In a very sluggish economy or a recession people should generally try to watch their spending and not take any undue risks that might put their future financial goals in jeopardy. There are several types of risks that everyone should avoid during a recession. Let's look at some of the most common mistakes people make and how to avoid them.
Tutorial: How To Manage Credit And Debt
Becoming a Cosigner
Cosigning a loan can be a very risky thing to do even in flush economic times. After all, if the individual taking the loan doesn't make the scheduled payments, the cosigner could well be asked to make them.
However, during an economic downturn the risks associated with cosigning a note could be even greater as the person may be at greater risk of losing his or her job and the means to pay down the loan. Also, the cosigner is more likely to land in the unemployment line as well.
With all that in mind, there are times when you may find it necessary to cosign for a family member or close friend regardless of what's happening in the economy. In such cases, it pays to have some money set aside as a cushion. (Find out how to help the ones you love without hurting yourself; read 8 Ways To Help Family Members In Financial Trouble.)
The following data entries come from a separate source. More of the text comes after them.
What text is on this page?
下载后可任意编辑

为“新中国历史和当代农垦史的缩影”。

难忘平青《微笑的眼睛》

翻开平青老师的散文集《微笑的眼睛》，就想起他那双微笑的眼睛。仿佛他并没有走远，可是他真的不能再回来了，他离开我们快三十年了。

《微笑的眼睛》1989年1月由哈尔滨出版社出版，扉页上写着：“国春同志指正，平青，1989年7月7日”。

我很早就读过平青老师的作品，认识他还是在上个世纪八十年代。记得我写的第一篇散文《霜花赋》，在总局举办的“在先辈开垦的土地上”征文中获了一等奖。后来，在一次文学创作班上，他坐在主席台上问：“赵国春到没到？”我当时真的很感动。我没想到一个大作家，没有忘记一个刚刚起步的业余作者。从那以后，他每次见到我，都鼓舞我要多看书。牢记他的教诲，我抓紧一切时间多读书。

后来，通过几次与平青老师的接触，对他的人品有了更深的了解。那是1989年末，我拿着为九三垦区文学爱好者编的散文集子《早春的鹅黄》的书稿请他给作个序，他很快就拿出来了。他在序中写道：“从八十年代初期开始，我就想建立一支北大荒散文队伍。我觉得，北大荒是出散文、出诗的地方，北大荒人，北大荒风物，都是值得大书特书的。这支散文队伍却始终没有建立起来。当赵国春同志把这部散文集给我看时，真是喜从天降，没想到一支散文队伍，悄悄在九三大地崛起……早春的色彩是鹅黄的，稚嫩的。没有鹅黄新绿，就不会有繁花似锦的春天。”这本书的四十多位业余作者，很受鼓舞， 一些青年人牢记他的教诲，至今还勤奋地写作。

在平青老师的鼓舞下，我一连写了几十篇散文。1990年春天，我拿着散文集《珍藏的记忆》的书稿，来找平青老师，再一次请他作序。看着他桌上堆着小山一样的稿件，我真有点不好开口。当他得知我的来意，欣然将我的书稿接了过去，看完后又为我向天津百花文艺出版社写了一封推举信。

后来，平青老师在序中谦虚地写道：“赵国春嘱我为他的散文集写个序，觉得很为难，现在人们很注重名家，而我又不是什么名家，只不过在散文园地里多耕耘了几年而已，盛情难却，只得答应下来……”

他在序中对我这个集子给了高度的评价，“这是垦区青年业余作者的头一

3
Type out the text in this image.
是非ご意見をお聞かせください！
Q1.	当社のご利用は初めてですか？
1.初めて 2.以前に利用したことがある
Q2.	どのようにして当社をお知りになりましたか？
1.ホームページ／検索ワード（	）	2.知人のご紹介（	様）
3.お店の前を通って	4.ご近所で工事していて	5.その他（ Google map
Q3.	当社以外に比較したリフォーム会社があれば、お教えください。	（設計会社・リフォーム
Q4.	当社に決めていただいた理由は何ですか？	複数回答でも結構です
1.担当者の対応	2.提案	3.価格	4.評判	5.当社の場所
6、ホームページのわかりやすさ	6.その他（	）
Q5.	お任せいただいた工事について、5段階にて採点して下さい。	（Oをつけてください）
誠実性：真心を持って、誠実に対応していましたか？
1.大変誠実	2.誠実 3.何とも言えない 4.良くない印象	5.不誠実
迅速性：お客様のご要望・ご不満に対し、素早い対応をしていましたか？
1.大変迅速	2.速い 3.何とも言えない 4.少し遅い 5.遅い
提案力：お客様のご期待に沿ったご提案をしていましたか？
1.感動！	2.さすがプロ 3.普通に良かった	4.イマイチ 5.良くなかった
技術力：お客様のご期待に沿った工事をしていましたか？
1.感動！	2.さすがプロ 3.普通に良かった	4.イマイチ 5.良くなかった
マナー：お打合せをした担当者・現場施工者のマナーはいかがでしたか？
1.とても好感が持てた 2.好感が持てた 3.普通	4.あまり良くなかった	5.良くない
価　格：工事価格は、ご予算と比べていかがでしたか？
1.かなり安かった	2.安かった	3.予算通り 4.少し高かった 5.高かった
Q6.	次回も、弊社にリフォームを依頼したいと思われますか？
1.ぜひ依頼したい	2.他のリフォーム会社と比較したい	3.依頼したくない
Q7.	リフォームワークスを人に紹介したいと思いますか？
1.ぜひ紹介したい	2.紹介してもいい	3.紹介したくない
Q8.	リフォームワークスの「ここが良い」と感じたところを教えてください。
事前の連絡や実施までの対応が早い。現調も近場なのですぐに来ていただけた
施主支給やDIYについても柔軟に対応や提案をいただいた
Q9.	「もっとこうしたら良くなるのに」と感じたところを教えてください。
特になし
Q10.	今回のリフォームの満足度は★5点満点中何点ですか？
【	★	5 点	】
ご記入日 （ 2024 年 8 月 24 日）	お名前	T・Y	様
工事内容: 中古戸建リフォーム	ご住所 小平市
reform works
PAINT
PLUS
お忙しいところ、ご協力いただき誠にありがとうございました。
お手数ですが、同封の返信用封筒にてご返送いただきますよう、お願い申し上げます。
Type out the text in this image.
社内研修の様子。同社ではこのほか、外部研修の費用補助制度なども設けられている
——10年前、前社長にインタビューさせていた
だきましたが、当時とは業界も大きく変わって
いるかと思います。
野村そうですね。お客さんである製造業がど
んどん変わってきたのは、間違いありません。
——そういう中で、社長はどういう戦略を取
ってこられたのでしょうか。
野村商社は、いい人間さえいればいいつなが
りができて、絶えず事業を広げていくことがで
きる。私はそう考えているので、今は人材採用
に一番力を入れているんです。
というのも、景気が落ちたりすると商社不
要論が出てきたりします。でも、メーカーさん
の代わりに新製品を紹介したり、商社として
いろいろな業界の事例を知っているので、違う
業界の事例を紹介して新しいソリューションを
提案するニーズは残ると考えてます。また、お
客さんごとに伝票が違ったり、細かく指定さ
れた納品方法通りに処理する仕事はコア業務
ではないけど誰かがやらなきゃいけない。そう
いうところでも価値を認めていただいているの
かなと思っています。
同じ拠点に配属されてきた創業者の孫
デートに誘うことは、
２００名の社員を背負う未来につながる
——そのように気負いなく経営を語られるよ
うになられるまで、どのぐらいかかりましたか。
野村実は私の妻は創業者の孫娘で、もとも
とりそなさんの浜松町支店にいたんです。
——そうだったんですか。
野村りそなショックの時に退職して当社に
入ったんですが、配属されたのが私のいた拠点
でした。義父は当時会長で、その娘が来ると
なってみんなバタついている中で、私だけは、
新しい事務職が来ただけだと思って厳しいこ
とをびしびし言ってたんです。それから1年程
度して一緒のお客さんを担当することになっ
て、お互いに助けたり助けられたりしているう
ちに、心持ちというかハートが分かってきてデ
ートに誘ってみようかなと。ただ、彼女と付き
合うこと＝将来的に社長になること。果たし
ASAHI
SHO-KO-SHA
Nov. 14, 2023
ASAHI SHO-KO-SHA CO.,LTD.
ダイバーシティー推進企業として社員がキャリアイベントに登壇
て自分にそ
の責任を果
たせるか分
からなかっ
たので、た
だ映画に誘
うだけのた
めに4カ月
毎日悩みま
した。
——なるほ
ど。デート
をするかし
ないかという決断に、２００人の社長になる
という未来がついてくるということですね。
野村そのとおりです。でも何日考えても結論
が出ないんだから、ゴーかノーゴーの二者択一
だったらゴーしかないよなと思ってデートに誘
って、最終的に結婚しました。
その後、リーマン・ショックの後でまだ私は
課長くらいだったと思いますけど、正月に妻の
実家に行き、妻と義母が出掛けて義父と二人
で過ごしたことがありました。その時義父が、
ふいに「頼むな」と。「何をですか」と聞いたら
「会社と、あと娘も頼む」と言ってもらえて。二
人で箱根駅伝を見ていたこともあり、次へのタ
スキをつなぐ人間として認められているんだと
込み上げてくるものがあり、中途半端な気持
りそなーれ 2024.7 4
Getting Into an Adjustable-Rate Mortgage
When purchasing a home, some individuals may choose to take out an adjustable rate mortgage (ARM). In some cases, this move might make sense. After all, as long as interest rates are low, the monthly payment will be low as well.
However, what if the individual were to be laid off and interest rates were to rise as the recession or slowdown started to abate? As rates rise, the monthly payment may go up. In such a case, the homeowner may find it extremely difficult to come up with the money to make the payments. Keep in mind that late payments or non-payment can have an adverse impact on the individual's credit rating, which can in turn make it more difficult for them to obtain a loan at a future date. (Do you know how your borrowing activities affect your credit rating? Find out in The Importance Of Your Credit Rating.)
Taking on new debt (such as a car loan, home loan or similar obligation) may not be a problem in good times if the individual makes enough money to cover the monthly payments and still has extra funds to live on and to save for retirement. However, what happens if the individual's livelihood is adversely affected in the midst of the economic turmoil? What happens if the borrower is laid off?
In many cases, recently laid off individuals may have to take jobs that pay less than their previous salaries just to make ends meet and to keep money coming in the door. Unfortunately, the new income may not be anywhere near the amount they had previously earned. When this happens, savings can quickly dwindle away. (Don't let excuses prevent you from reaching your financial goals. Read Debunking 10 Budget Myths.)
In short, if you're considering adding monthly payments/debts to your financial equation, understand that this could complicate your financial situation if you are laid off or have your income cut for some reason. Taking on new debt in a recessionary environment is risky, and should be approached with caution.
Remember, over leveraging yourself at any point can lead to financial setbacks. This can prevent you from achieving your longer-term financial objectives. In a worst-case scenario, it could even contribute to bankruptcy.
Taking Your Job for Granted
During an economic slowdown, it's important to understand that corporations, even large ones, may be under financial pressure. And when that happens, many companies will try to reduce expenses any way they can. In some instances, that may mean scaling back on company functions such as holiday parties, but in other cases, companies may cut the dividends they pay, and sometimes companies will cut jobs as a means of saving money. (Layoff rumors can run rampant, but if your company is required to give you two months' notice, you can plan for unemployment. See Layoffs: Know The WARNing Signs.)
Job cuts are targeted by many companies that are struggling because the cost of keeping an employee on board can be huge. Think about it. Sometimes in addition to salary, the employer may also have to contribute to healthcare costs and/or make retirement contributions.
Because the employment situation during a recession may be so fragile, employees should generally try to do all they can to make sure their employer has a favorable opinion of them. This may mean coming to work early, staying late and of course doing top-notch work at all times. While there is no guarantee this will save your job, it could make you important enough to your company to ensure you're kept on the payroll. (Want to learn more about how employees lose their jobs? Check out How To Lay Off Staff.)
Taking Risks With Investments
Business owners should always be thinking about the future. They should always be thinking about new and exciting ways to grow their businesses. However, an economic slowdown may not be the best time to make risky bets.
For example, taking on a new loan to add physical floor space or to increase inventory, or otherwise add to the business may sound good. But what if the business was to slow down? Would the business owner or owners have enough left over at the end of the month to pay interest and principal back to the lender on time? Would they have enough left to live on? When making any sort of investment, it is important to be cognizant of the potential risks and rewards associated. This particularly true during a slowdown or a recession. (In a recession, financial industry personnel are often hit hard. Find out how to avoid getting the ax, read Top 6 Ways To Recession-Proof Your Job.)
Individuals may not need to live a monk's existence during an economic slowdown, but they should pay extra attention to their spending and budgeting, and be wary of taking any unnecessary risks.